Le mois de Ramadan a débuté officiellement au Burkina Faso le dimanche 03 Avril 2022. Depuis lors, le nombre des vendeuses de galette et de bouillie a accrue dans la capitale économique burkinabè, Bobo Dioulasso. Ce temps  est pour ces vendeuses de galette et de bouillie, le temps du profit.

Par Batchana Abdoul-Aziz Sanou, correspondant Houet

Le mois de Ramadan marque  le début d’un temps de profit pour les vendeuses de galette et de bouillie. En effet, les musulmans ont recours à ces denrées, pour la rupture du jeûne qui se fait chaque soir entre 18h30. La demande en ce temps augmente considérablement. Ce qui conduit également à l’accroissement du nombre de vendeuses de galettes et de bouillie dans la ville.

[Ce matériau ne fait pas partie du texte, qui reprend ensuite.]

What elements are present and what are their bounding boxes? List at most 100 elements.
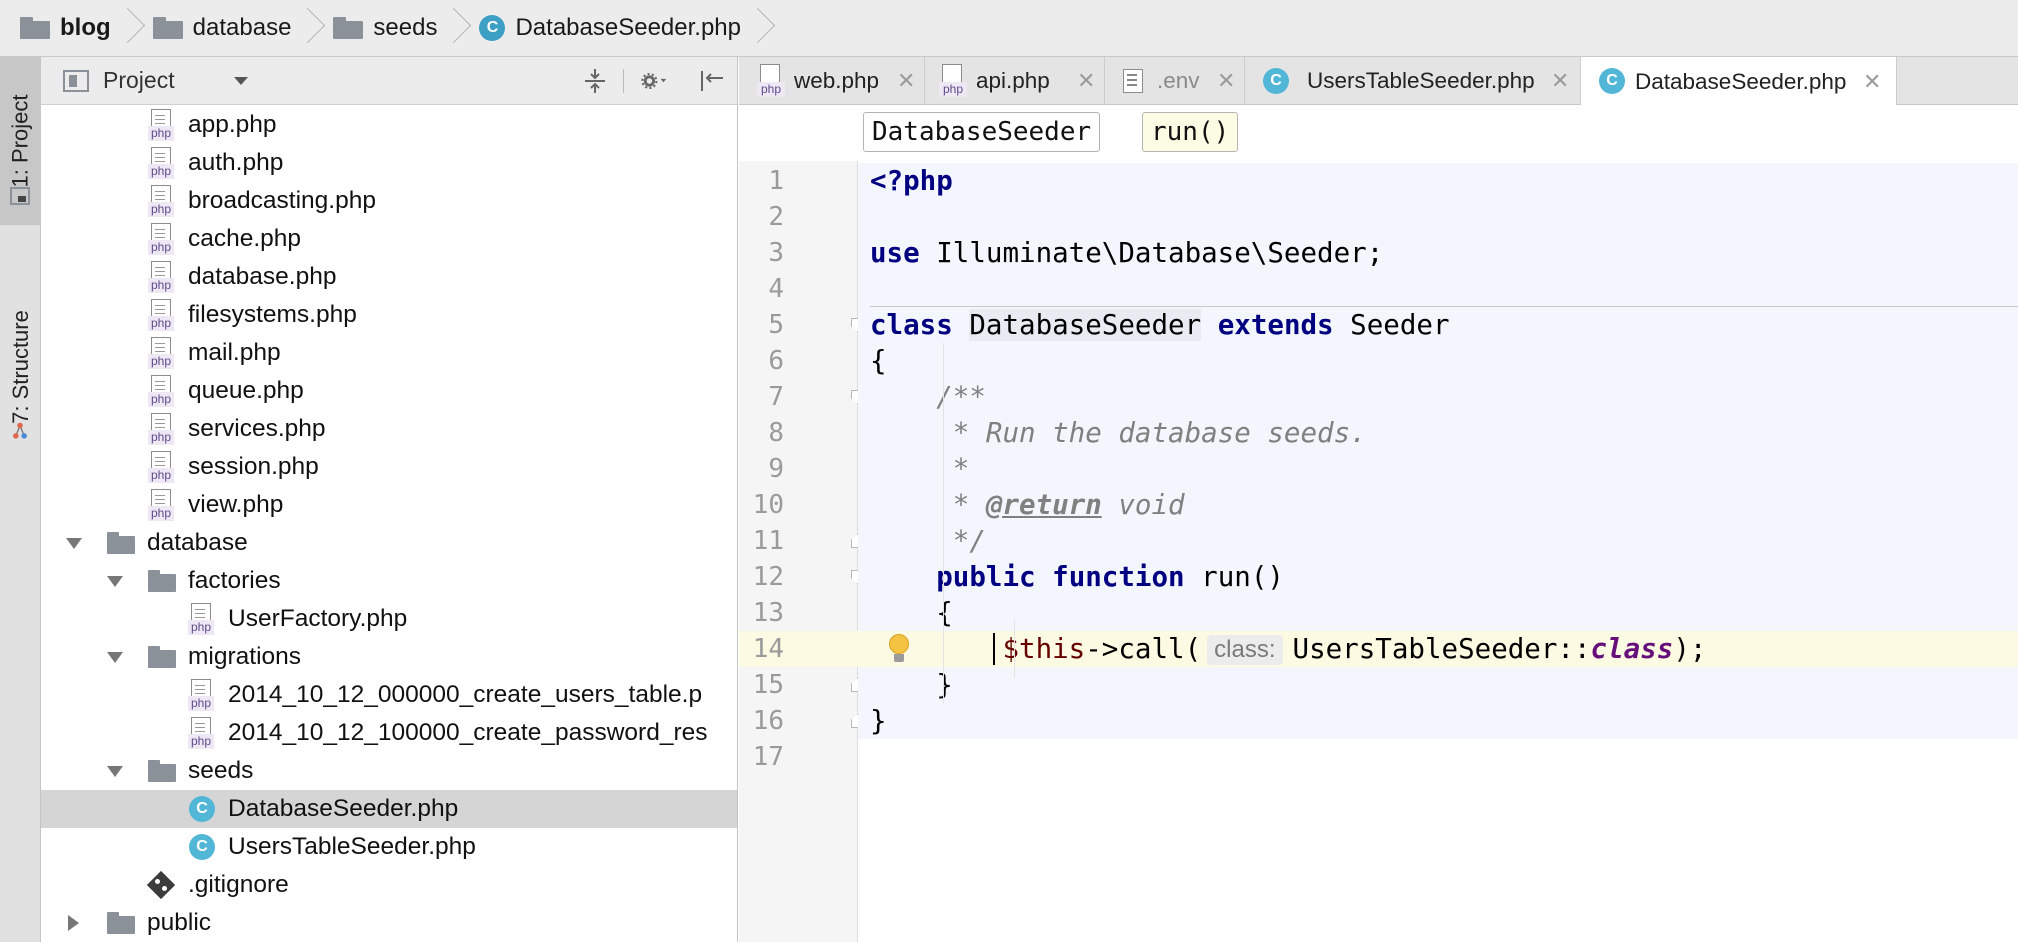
close-icon[interactable]: ✕ [1217, 68, 1235, 94]
code-token: class [870, 309, 953, 341]
tree-file[interactable]: php mail.php [41, 334, 737, 372]
chevron-down-icon[interactable] [234, 77, 248, 85]
tree-file[interactable]: php app.php [41, 106, 737, 144]
tab-label: web.php [794, 68, 880, 93]
code-line: $this->call(class: UsersTableSeeder::clas… [870, 631, 1706, 667]
breadcrumb-label: seeds [373, 14, 438, 41]
chevron-right-icon [447, 0, 467, 57]
php-file-icon: php [148, 261, 174, 295]
breadcrumb-item-seeds[interactable]: seeds [333, 0, 437, 57]
tab-api-php[interactable]: php api.php ✕ [925, 57, 1105, 105]
tree-item-label: app.php [188, 111, 277, 138]
tree-file[interactable]: php view.php [41, 486, 737, 524]
line-number: 9 [768, 454, 784, 484]
tab-databaseseeder[interactable]: C DatabaseSeeder.php ✕ [1581, 57, 1897, 106]
collapsed-arrow-icon[interactable] [68, 915, 79, 931]
folder-icon [148, 646, 176, 668]
gutter: 1 2 3 4 5 6 7 8 9 10 11 12 13 14 15 16 17 [739, 161, 865, 942]
code-token: * Run the database seeds. [870, 417, 1367, 449]
tool-tab-project[interactable]: 1: Project [0, 57, 41, 225]
project-icon [10, 187, 30, 205]
code-line: */ [870, 523, 986, 559]
breadcrumb-label: DatabaseSeeder.php [515, 14, 741, 41]
tree-item-label: 2014_10_12_100000_create_password_res [228, 719, 708, 746]
close-icon[interactable]: ✕ [897, 68, 915, 94]
breadcrumb-item-file[interactable]: C DatabaseSeeder.php [479, 0, 741, 57]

État du marché en temps de jeûne

Interrogé, Denise Sanon, vendeuse de bouillie au secteur 29 de Bobo Dioulasso, affirme  que le mois de ramadan a toujours été pour elle, le moment du grand profit. « Chaque année, quand le moment de jeûne arrive, mon bénéfice augmente. Je fais plus de bouillie qu’avant. Hormis ce moment, je peux avoir 5000F CFA de bénéfice mais en temps de jeûne, je peux avoir 10.000F par jour et souvent même plus. »

Konaté Maryam, une cliente de Denise affirme acheter par jour 300F de bouillie pour la rupture en famille. Cela dit, pendant les 30 jours, sa famille fait bénéficier à Denise, une somme d’environ 9000F. Or par jour, Denise dit servir plus d’une vingtaine de clients qui achètent souvent plus que Maryam et souvent moins qu’elle.

Honorine Sana ne vend des galettes que pendant le jeûne musulman. Car, dit elle, « C’est le meilleur des moments pour moi de faire des économies. Par jour, je peux avoir entre 5000 F CFA et 10.000F CFA de bénéfice. »

État de marché en jour ordinaire

Pendant les jours ordinaires, le marché est moins dense selon l’affirmation de Alima Sodre, vendeuse de galettes au secteur n°10 de Bobo Dioulasso. « Le bénéfice que je fais pendant les jours simples ne vaut pas la moitié de ce que je gagne maintenant. Souvent je fais des pertes mais je rends grâce à Dieu parce que je fais plus de bénéfice que de perte », a-t-elle dit.

Derbo Habib, une cliente de Alima Sodre affirme : « Actuellement, comme c’est le jeûne, pour la rupture en famille, nous achetons par jour 1000 francs de galette. Quand le jeûne finit, nous achetons par jour pour 300 francs, souvent pour 500 francs et des fois même nous n’achetons pas de galette. »

Période de jeûne ou pas, certaines vendeuses soutiennent que le bénéfice est un quotidien. « Même quand ce n’est pas le mois de ramadan, moi je gagne chaque jour un bénéfice. Mes clients sont fidèles, souvent quand je fais deux jours sans sortir, certains viennent à la maison pour prendre de mes nouvelles », nous confie Sanata Nana, vendeuse de bouillie au secteur 22  de Bobo Dioulasso.